The table has the purpose of summarizing what is reported in the text to immediately provide information regarding the role of IGFBP-6 in the pathologies analyzed. To the best of our knowledge, the cited references are the most appropriate to discuss the role of IGFBP-6 in various lung diseases.

Q3. One figure and one Table is not enough for a full review. Could you enhance the graphical representation of your article?

A3. In keeping with the Reviewer’s request, we have now included a novel Figure, i.e. Figure 1, depicting schematically the IGF/IGF-R/IGFBP system and its role in lung-related topics presented in the Introduction.
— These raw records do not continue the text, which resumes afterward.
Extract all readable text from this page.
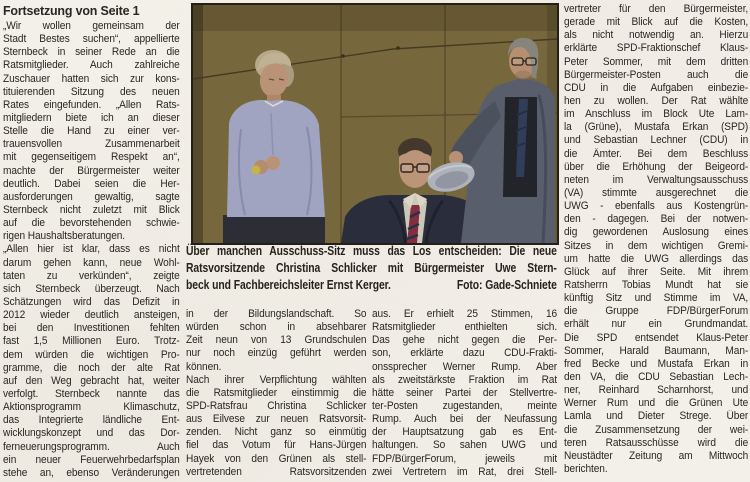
Fortsetzung von Seite 1
„Wir wollen gemeinsam der
Stadt Bestes suchen“, appellierte
Sternbeck in seiner Rede an die
Ratsmitglieder. Auch zahlreiche
Zuschauer hatten sich zur kons-
tituierenden Sitzung des neuen
Rates eingefunden. „Allen Rats-
mitgliedern biete ich an dieser
Stelle die Hand zu einer ver-
trauensvollen Zusammenarbeit
mit gegenseitigem Respekt an“,
machte der Bürgermeister weiter
deutlich. Dabei seien die Her-
ausforderungen gewaltig, sagte
Sternbeck nicht zuletzt mit Blick
auf die bevorstehenden schwie-
rigen Haushaltsberatungen.
„Allen hier ist klar, dass es nicht
darum gehen kann, neue Wohl-
taten zu verkünden“, zeigte
sich Sternbeck überzeugt. Nach
Schätzungen wird das Defizit in
2012 wieder deutlich ansteigen,
bei den Investitionen fehlten
fast 1,5 Millionen Euro. Trotz-
dem würden die wichtigen Pro-
gramme, die noch der alte Rat
auf den Weg gebracht hat, weiter
verfolgt. Sternbeck nannte das
Aktionsprogramm Klimaschutz,
das Integrierte ländliche Ent-
wicklungskonzept und das Dor-
ferneuerungsprogramm. Auch
ein neuer Feuerwehrbedarfsplan
stehe an, ebenso Veränderungen
Über manchen Ausschuss-Sitz muss das Los entscheiden: Die neue
Ratsvorsitzende Christina Schlicker mit Bürgermeister Uwe Stern-
beck und Fachbereichsleiter Ernst Kerger.	Foto: Gade-Schniete
in der Bildungslandschaft. So
würden schon in absehbarer
Zeit neun von 13 Grundschulen
nur noch einzüg geführt werden
können.
Nach ihrer Verpflichtung wählten
die Ratsmitglieder einstimmig die
SPD-Ratsfrau Christina Schlicker
aus Eilvese zur neuen Ratsvorsit-
zenden. Nicht ganz so einmütig
fiel das Votum für Hans-Jürgen
Hayek von den Grünen als stell-
vertretenden Ratsvorsitzenden
aus. Er erhielt 25 Stimmen, 16
Ratsmitglieder enthielten sich.
Das gehe nicht gegen die Per-
son, erklärte dazu CDU-Frakti-
onssprecher Werner Rump. Aber
als zweitstärkste Fraktion im Rat
hätte seiner Partei der Stellvertre-
ter-Posten zugestanden, meinte
Rump. Auch bei der Neufassung
der Hauptsatzung gab es Ent-
haltungen. So sahen UWG und
FDP/BürgerForum, jeweils mit
zwei Vertretern im Rat, drei Stell-
vertreter für den Bürgermeister,
gerade mit Blick auf die Kosten,
als nicht notwendig an. Hierzu
erklärte SPD-Fraktionschef Klaus-
Peter Sommer, mit dem dritten
Bürgermeister-Posten auch die
CDU in die Aufgaben einbezie-
hen zu wollen. Der Rat wählte
im Anschluss im Block Ute Lam-
la (Grüne), Mustafa Erkan (SPD)
und Sebastian Lechner (CDU) in
die Ämter. Bei dem Beschluss
über die Erhöhung der Beigeord-
neten im Verwaltungsausschuss
(VA) stimmte ausgerechnet die
UWG - ebenfalls aus Kostengrün-
den - dagegen. Bei der notwen-
dig gewordenen Auslosung eines
Sitzes in dem wichtigen Gremi-
um hatte die UWG allerdings das
Glück auf ihrer Seite. Mit ihrem
Ratsherrn Tobias Mundt hat sie
künftig Sitz und Stimme im VA,
die Gruppe FDP/BürgerForum
erhält nur ein Grundmandat.
Die SPD entsendet Klaus-Peter
Sommer, Harald Baumann, Man-
fred Becke und Mustafa Erkan in
den VA, die CDU Sebastian Lech-
ner, Reinhard Scharnhorst, und
Werner Rum und die Grünen Ute
Lamla und Dieter Strege. Über
die Zusammensetzung der wei-
teren Ratsausschüsse wird die
Neustädter Zeitung am Mittwoch
berichten.
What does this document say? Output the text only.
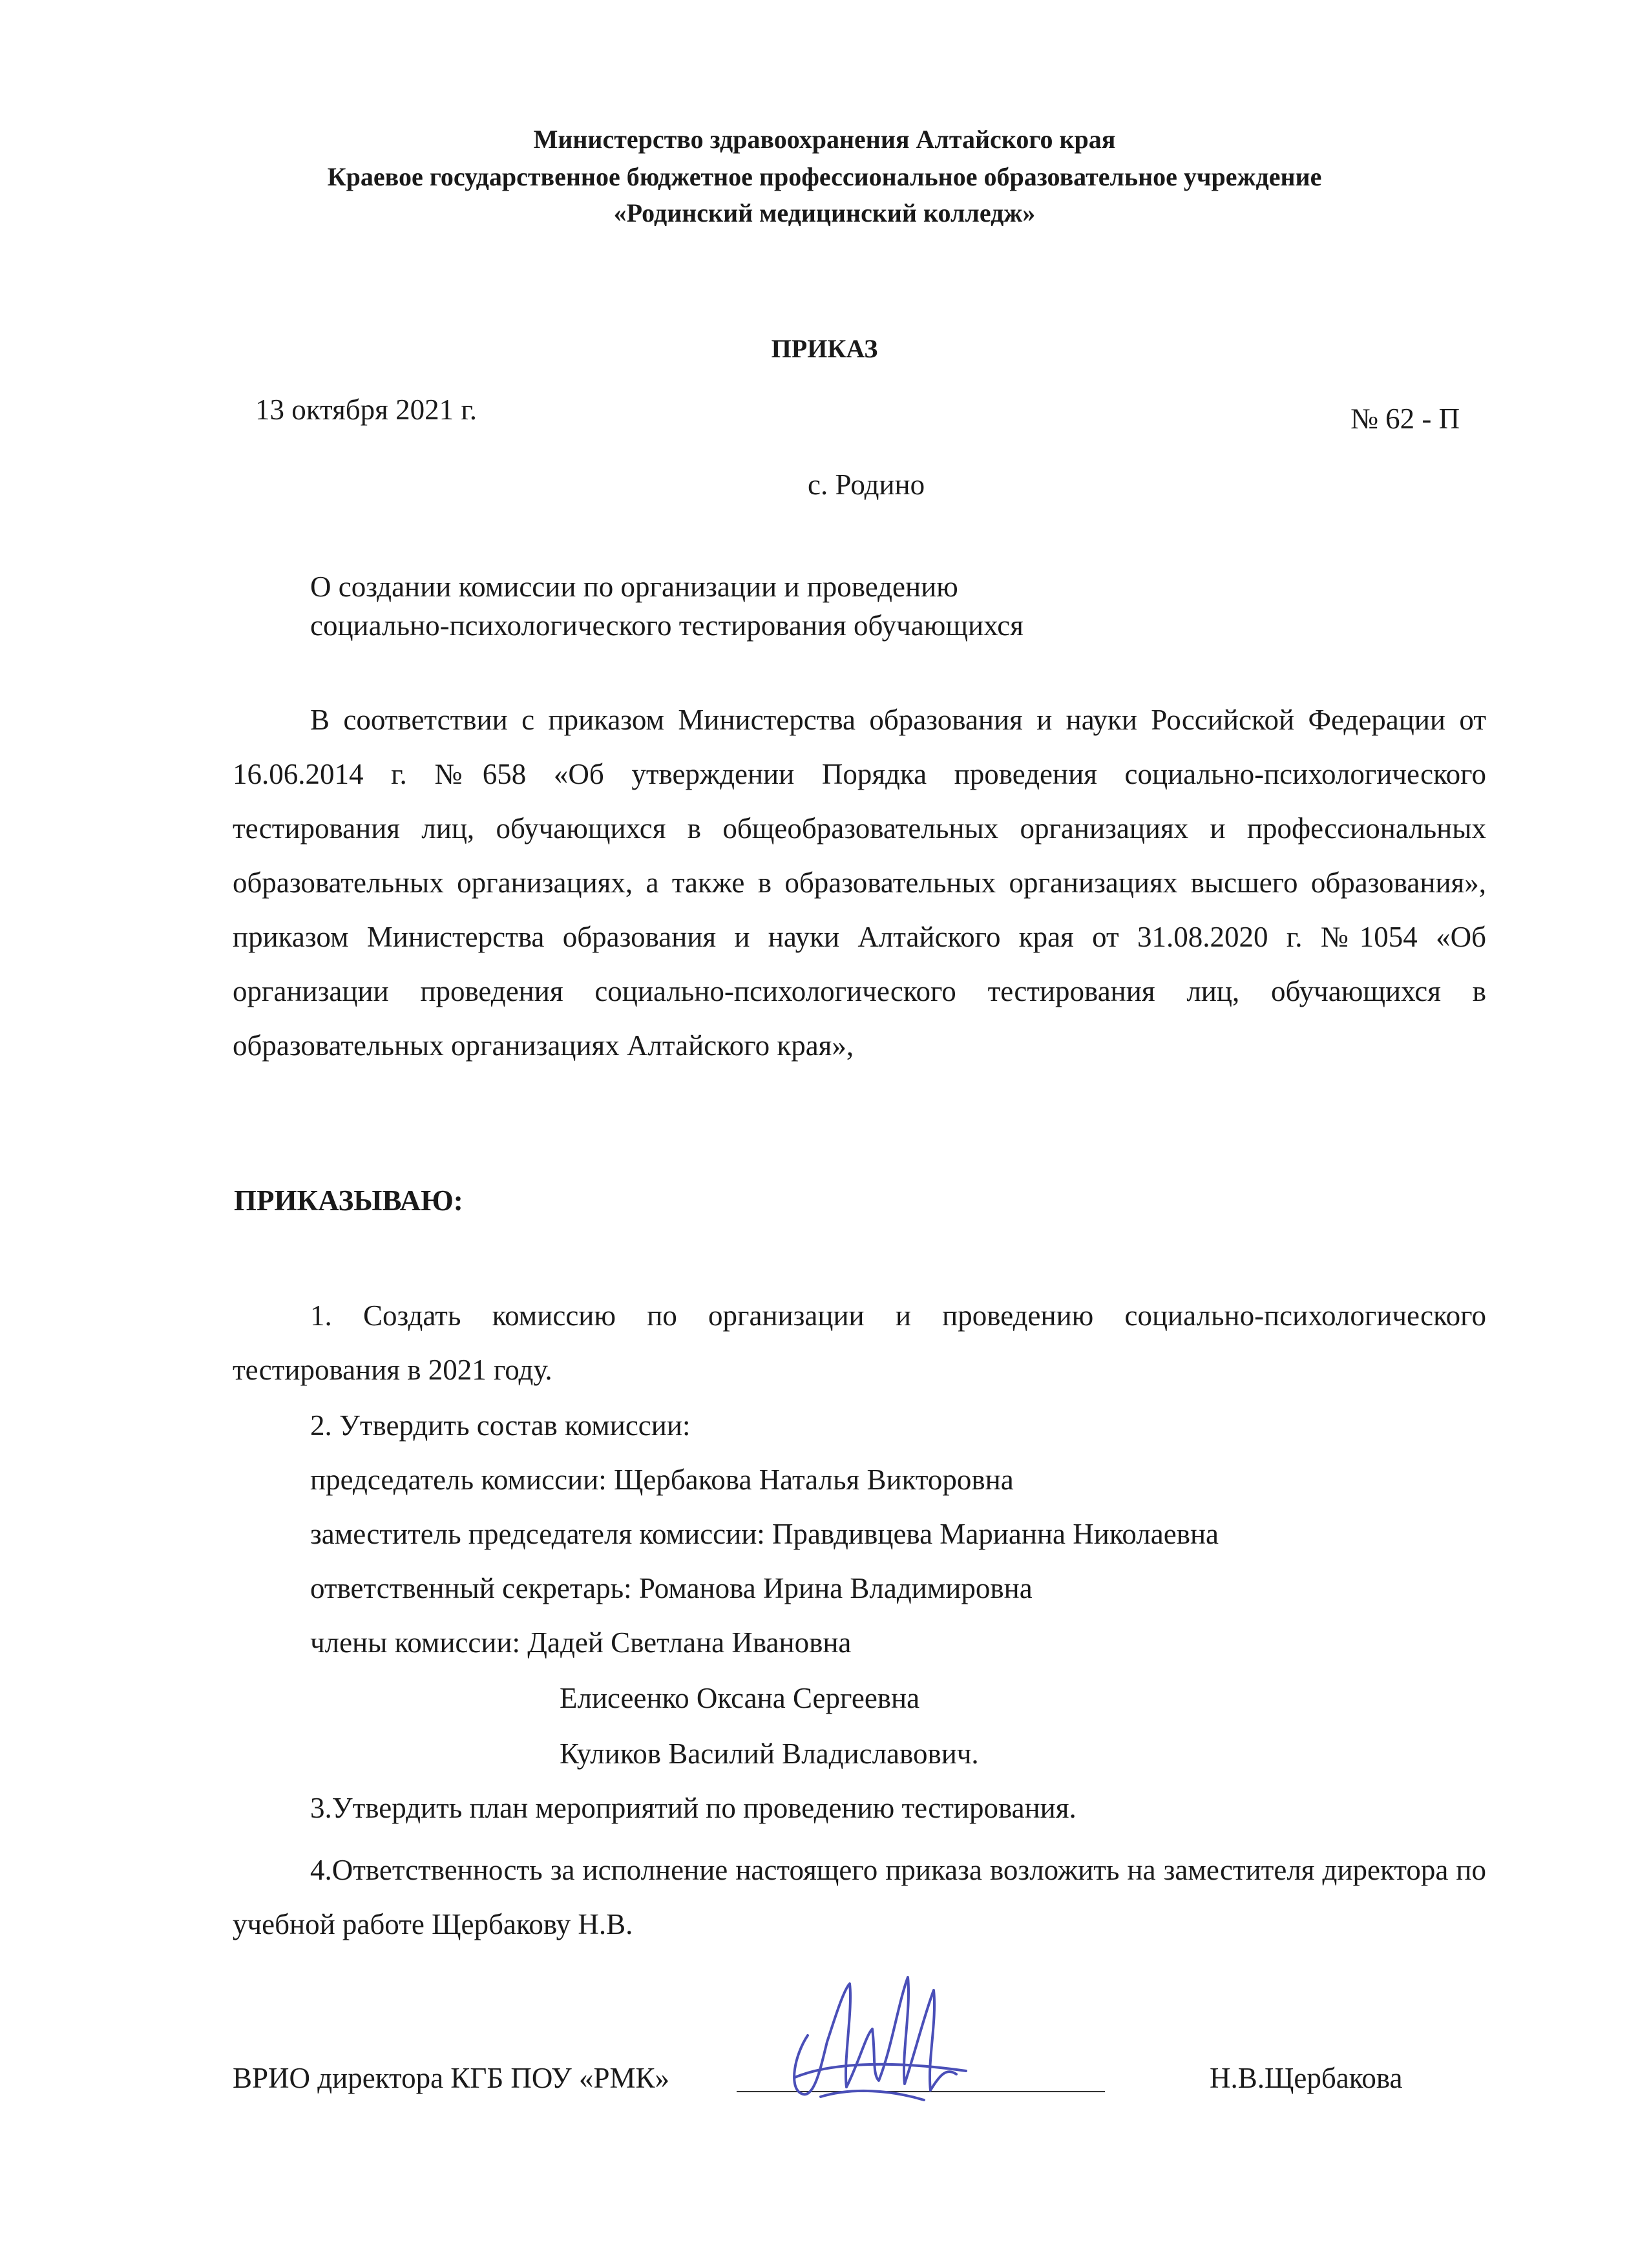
Министерство здравоохранения Алтайского края
Краевое государственное бюджетное профессиональное образовательное учреждение
«Родинский медицинский колледж»
ПРИКАЗ
13 октября 2021 г.	№ 62 - П
с. Родино
О создании комиссии по организации и проведению
социально-психологического тестирования обучающихся
В соответствии с приказом Министерства образования и науки Российской Федерации от 16.06.2014 г. №658 «Об утверждении Порядка проведения социально-психологического тестирования лиц, обучающихся в общеобразовательных организациях и профессиональных образовательных организациях, а также в образовательных организациях высшего образования», приказом Министерства образования и науки Алтайского края от 31.08.2020 г. №1054 «Об организации проведения социально-психологического тестирования лиц, обучающихся в образовательных организациях Алтайского края»,
ПРИКАЗЫВАЮ:
1. Создать комиссию по организации и проведению социально-психологического тестирования в 2021 году.
2. Утвердить состав комиссии:
председатель комиссии: Щербакова Наталья Викторовна
заместитель председателя комиссии: Правдивцева Марианна Николаевна
ответственный секретарь: Романова Ирина Владимировна
члены комиссии: Дадей Светлана Ивановна
Елисеенко Оксана Сергеевна
Куликов Василий Владиславович.
3.Утвердить план мероприятий по проведению тестирования.
4.Ответственность за исполнение настоящего приказа возложить на заместителя директора по учебной работе Щербакову Н.В.
ВРИО директора КГБ ПОУ «РМК»	Н.В.Щербакова
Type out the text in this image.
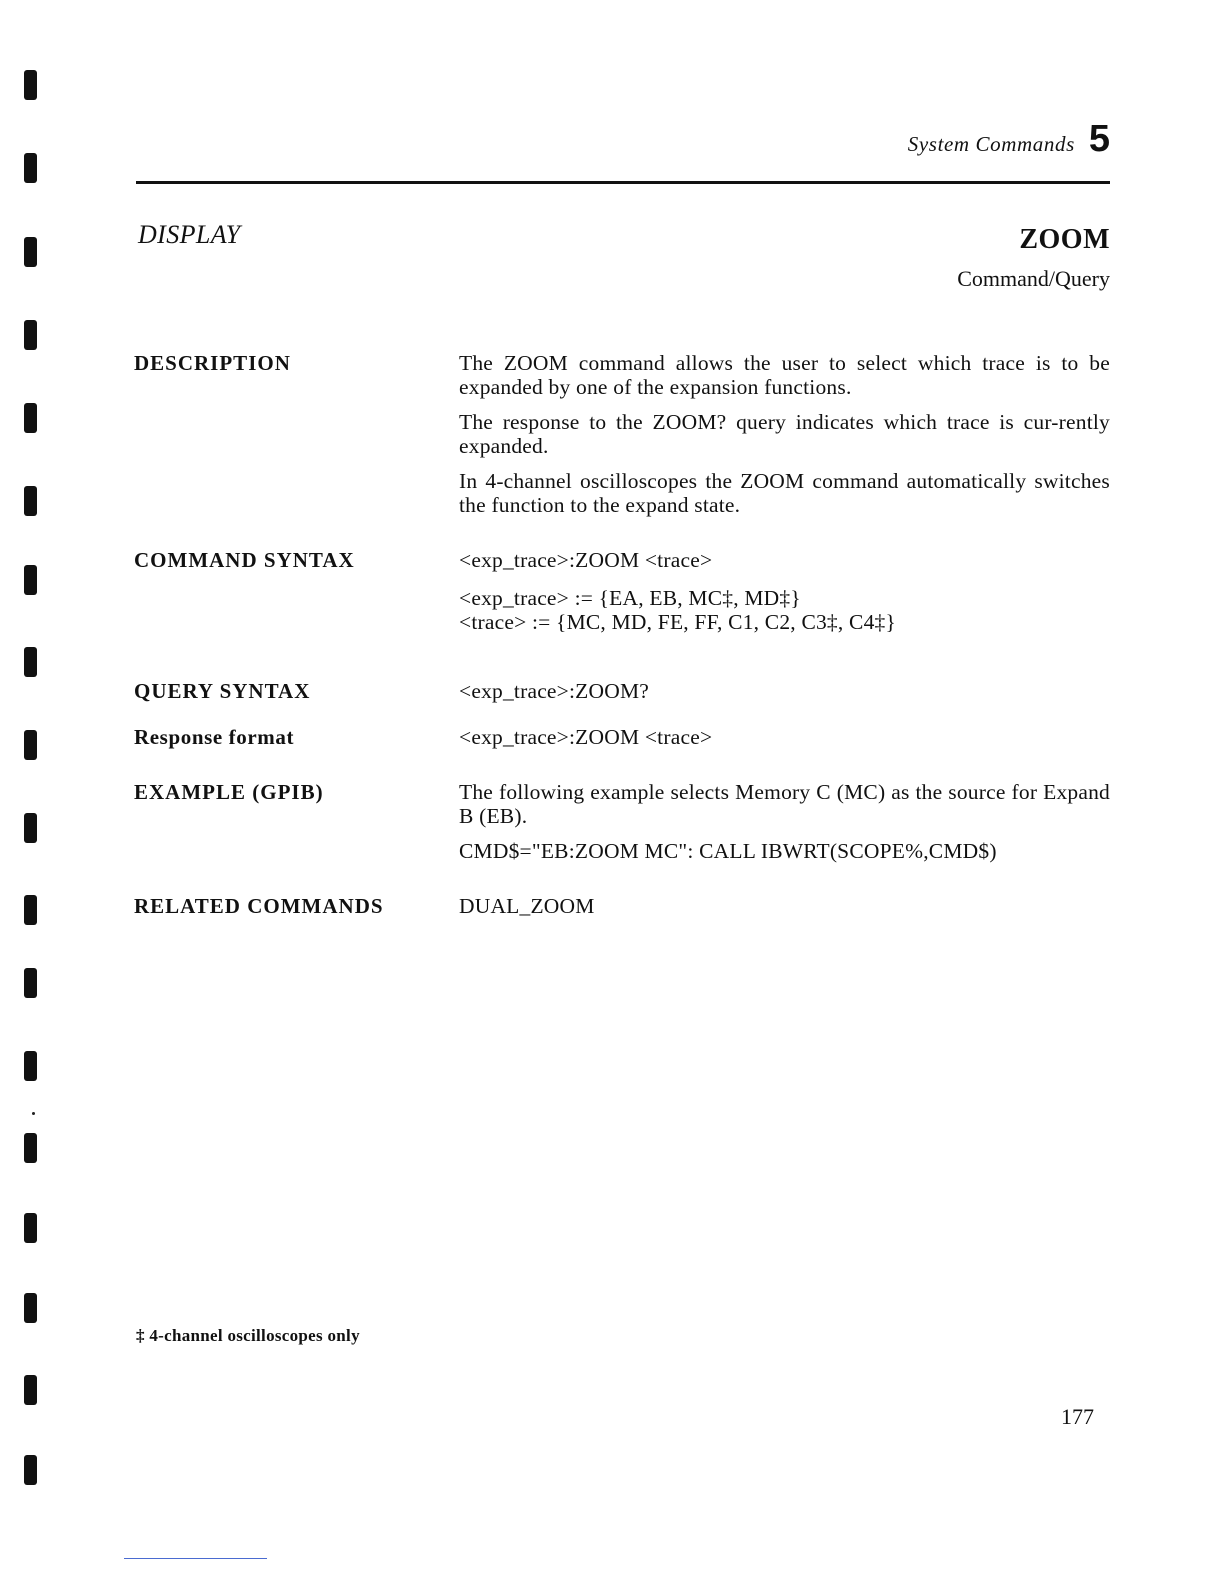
System Commands 5
DISPLAY	ZOOM
Command/Query
DESCRIPTION	The ZOOM command allows the user to select which trace is to be expanded by one of the expansion functions.

The response to the ZOOM? query indicates which trace is cur-rently expanded.

In 4-channel oscilloscopes the ZOOM command automatically switches the function to the expand state.

COMMAND SYNTAX	<exp_trace>:ZOOM <trace>
<exp_trace> := {EA, EB, MC‡, MD‡}
<trace> := {MC, MD, FE, FF, C1, C2, C3‡, C4‡}
QUERY SYNTAX	<exp_trace>:ZOOM?
Response format	<exp_trace>:ZOOM <trace>
EXAMPLE (GPIB)	The following example selects Memory C (MC) as the source for Expand B (EB).

CMD$="EB:ZOOM MC": CALL IBWRT(SCOPE%,CMD$)
RELATED COMMANDS	DUAL_ZOOM
‡ 4-channel oscilloscopes only
177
Q4. “Concerning the pathobiology of asthma, lung inflammation principally falls into a dichotomy of a preponderant (>50%) type 2-high response -including eosinophilic, allergic, and non-allergic asthma- and a type 2-low response involving a neutrophilic and pauci-granulocytic asthma [51].” Not enough and introducing issue not necessarily clear to each and every reader such as “pauci-granulocytic asthma”. Th1 and -17 involvement should be mentioned (PMID: 30057383, 31904412, 33926084, etc.).

A4. We have added the 3 indicated references (55-57). Also, we have enriched the paragraph by citing the involvement of Th1, Th17 or type 3 innate lymphoid cells in the pathophysiology of asthma (yellow-marked).

Q5.  The part on MSCs could better fit the asthma section. Please, try to amend it.

A5. We thank the Reviewer for the valuable suggestion, thus we have revised the text to make it a better fit.

Q6. Generally, the flow between different paragraphs in the sections could be improved.

A6. We have worked out the text to better improve the flow between different paragraphs and changed some of the subheadings.

Q7. The number of 98 references is not huge. Is it the the topic is emerging and it is therefore? If yes, fine. –

A7. The revised version of the manuscript contains now 105 references

Round 2

Reviewer 4 Report

Thank you for addressing my comments well. I have no further reservations.